3.2.2.   Философские основы критики языка

Лингвистика и философия, как правило, неразрывно связанные до конца XVIII века, всегда сходились в мнении о первенствующей роли языка во всех мыслительных процессах человека.

Вильгельм фон Гумбольдт, создатель классико-романтического языкознания, в своём общеизвестном Введении в трактат «О языке кави на острове Ява» пишет: „Человек имеет дело в основном с предметами, его ощущения и действия определяются представлениями, исключительно тем способом, которым язык их ему передаёт”.15

Даже в нашем столетии учёные самых разных школ сходятся в оценке этого явления. У Эрнста Кассирера читаем: Всякое теоретическое знание берёт свое начало в мире, уже созданногоязыком.16 Н.Я. Марр, пожалуй, самый противоречивый лингвист-марксист первого поколения, категорично заявляет: „Язык — источник познания”.17 Перечень доказательств можно продолжать практически до бесконечности. Именно поэтому философия Канта, а вслед за ней и критика познания Шопенгауэром, рано или поздно должны были привести к критическому анализу языка. Решающий шаг от критики познания к критике языка был сделан Ницше, чья харизма оказала неизгладимое влияние практически на всю европейскую культуру начала XX века.

Отношение Ницше к языку до сих пор изучено мало, что вызывает удивление, учитывая его влияние.1819 С редкой полемической остротой он уже в работе «Человеческое, слишком человеческое» опровергает заблуждение, согласно которому истинная наука может быть развита на основе языка. Под красноречивым названием «Язык как мнимая наука» Ницше заявляет:


         ‹...› он (человек, автор) искренне верил, что обладает знанием мира посредством языка. Создатель языка не был столь скромен, чтобы полагать, что он просто даёт вещам имена; скорее, он выражал, как ему представлялось, высшее знание о вещах словами. ‹...› С большим опозданием — только сейчас — люди начинают осознавать, что они распространяли чудовищное заблуждение, веря в язык.20

Осмысленное объяснение окружающего мира посредством языка более невозможно, ибо, как вопрошает Ницше в «По ту сторону добра и зла»: „Что такое слово? Звуковое представление нервного раздражения. Но выводить причину из нервного раздражения — итог ложного и неоправданного применения принципа достаточного основания”.21

За исключением весьма однобокого спора символистов с провозвестником Сверхчеловека и ницшеанства,22 русский философ Лев Шестов (1866–1936) был одним из немногих, кого не ослепила самодовольная словесная мощь таких произведений, как «Заратустра», кто по-настоящему вник в суть дела: человек, если нет Бога, отвечает за себя сам и только сам.
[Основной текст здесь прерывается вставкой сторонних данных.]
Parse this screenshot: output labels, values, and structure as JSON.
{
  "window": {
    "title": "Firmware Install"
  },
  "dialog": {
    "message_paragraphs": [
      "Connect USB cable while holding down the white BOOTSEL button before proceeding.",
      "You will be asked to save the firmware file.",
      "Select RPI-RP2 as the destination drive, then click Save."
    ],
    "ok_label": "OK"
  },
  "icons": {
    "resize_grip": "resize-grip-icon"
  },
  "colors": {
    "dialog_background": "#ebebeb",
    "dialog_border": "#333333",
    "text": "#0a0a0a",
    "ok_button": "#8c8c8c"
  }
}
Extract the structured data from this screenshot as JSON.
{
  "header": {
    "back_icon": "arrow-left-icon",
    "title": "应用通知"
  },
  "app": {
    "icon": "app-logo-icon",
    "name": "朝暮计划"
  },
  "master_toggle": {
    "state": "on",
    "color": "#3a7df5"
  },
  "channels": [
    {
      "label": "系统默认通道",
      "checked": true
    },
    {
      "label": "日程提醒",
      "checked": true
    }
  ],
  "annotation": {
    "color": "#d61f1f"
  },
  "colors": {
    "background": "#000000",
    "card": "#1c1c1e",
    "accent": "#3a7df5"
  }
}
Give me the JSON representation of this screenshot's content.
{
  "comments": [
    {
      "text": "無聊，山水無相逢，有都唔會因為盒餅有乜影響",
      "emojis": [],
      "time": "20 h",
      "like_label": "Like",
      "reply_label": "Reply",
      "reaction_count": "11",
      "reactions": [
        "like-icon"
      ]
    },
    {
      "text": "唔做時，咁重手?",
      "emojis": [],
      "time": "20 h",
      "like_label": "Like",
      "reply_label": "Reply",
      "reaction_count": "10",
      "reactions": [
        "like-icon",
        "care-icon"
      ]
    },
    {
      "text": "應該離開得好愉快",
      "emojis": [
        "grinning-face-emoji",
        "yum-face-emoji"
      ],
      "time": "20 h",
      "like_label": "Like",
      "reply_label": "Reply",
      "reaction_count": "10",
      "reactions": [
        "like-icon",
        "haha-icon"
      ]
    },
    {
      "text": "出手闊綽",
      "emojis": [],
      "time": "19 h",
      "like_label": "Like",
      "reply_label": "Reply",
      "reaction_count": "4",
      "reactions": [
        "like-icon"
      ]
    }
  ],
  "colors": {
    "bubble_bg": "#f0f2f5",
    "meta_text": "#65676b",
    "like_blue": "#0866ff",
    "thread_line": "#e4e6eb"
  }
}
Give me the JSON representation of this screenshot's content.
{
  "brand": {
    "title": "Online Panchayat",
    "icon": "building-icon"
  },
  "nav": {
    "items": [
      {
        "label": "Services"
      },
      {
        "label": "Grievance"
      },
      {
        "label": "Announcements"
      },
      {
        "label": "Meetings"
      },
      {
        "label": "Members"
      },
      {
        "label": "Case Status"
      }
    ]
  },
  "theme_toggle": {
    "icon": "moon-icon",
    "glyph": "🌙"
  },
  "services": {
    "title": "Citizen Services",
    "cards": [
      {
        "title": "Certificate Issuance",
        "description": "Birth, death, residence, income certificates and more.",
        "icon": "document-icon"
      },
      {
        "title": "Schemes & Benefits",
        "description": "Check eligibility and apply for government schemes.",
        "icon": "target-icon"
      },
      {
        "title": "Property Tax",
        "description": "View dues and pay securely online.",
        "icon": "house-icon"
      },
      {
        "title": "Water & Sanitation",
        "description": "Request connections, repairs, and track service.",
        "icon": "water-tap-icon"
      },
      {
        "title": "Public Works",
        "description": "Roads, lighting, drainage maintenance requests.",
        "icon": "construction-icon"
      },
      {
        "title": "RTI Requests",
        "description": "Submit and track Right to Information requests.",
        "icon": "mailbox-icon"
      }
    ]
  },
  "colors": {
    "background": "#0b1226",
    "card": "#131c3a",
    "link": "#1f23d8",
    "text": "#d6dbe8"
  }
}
В 1903 году Шестов, который позже эмигрировал в Германию и работал там с 1925 года в Обществе Ницше23 вместе с Гуго фон Гофманнстаем и Томасом Манном, среди прочего, опубликовал книгу «Достоевский и Ницше».

В своей работе «Апофеоз беспочвенности» (1911) Шестов обращается к антирационализму Ницше и его резкой критике устоявшихся ценностей, а затем и устаревшего языка, который силится их сохранить: „Снова вопрос: что такое истина? Наука молчит. Мораль по привычке громогласно выкрикивает ветхие, ничего не значащие слова. Но мало кто им верит”.24

Замечательно следствие рассуждений Шестова, допускающего полный отказ от языка в его нынешнем виде: „Самые важные и значительные мысли, откровения, наличествуют обнажёнными, без словесной оболочки”25

Думается, не случайно в то же самое время Хлебников и Кручёных вводят в обиход язык „без словесной оболочки” — именно такова заумь. Философия и искусство достигли, наконец, точки пересечения: столкновение энергийных крайностей, которое для Хлебникова было синонимом разряда молнии, свершилось.26



3.2.3.   Хлебников и устремления литературы его времени

Символизм ознаменовал собой первое в России начало систематического осмысления поэтического языка. Футуристы, однако, первыми открыто сформулировали своё художественное миропонимание через призму отношения к языку. Об этом свидетельствует их основополагающий манифест «Пощёчина общественному вкусу» (1912):

         Мы приказываем чтить права поэтов: 1. На увеличение словаря поэта в его объёме произвольными и производными словами (слово-новшество). 2. На непреодолимую ненависть к существовавшему до нас языку.27

В футуристский период своего творчества (1914) Борис Пастернак критиковал язык, который „представляет собой лишь оболочку, неспособную помочь нам достичь истинного понимания”. По мнению Пастернака, в этом, прежде всего, виноваты символисты: „Вы воспитали поколение упаковщиков. Вы стали выписывать из-за границы опытных учителей: des symbolistes pour emballer la globe comblées dans les vallées bleues des symboles. И открыли собственную школу”.28

Оглядка русского символизма на Запад, которую Пастернак так порицал, предоставила Хлебникову искомую точку атаки в его воззвании «! Будетлянский» (1914): Все крепкие, дебелые слова русского языка были изгнаны со страниц «Весов». Их «Весы» — это перевернувшаяся собачка, махающая лапками на запад.29

Даже если, как и в случае с символизмом, отдельные литературные школы находились под перекрёстным огнём критики, количество нападок говорит само за себя: язык в целом признаётся не отвечающим мироощущению молодого поколения. Н. Гумилёв меланхолически сетует на утрату истинного достоинства слова:


В оный день, когда над миром новым
Бог склонял лицо Свое, тогда
Солнце останавливали словом,
Словом разрушили города.
‹...›
Мы ему поставили пределом
Скудные пределы естества,
И, как пчёлы в улье опустелом,
Дурно пахнут мёртвые слова.30

Русский литературный язык, созданный почти столетие назад трудами Пушкина, переживал время потрясений. „Для нас стих Пушкина — штамп”,31 пишет молодой Якобсон, никоим образом не умаляя исторических заслуг и значения Пушкина, но полагая безнадёжно устаревшим его подхваченный у романтиков языковой жест. Даже Хлебников, который постоянно использует язык как настольный справочник истолкования классики, о Пушкине отзывается нелицеприятно: Пушкин — изнеженное перекати-поле, носимое ветром наслаждения туды-сюды.32 В другом месте он с насмешкой отзывается о темнице Пушкина,33 в которой томится Андрей Белый.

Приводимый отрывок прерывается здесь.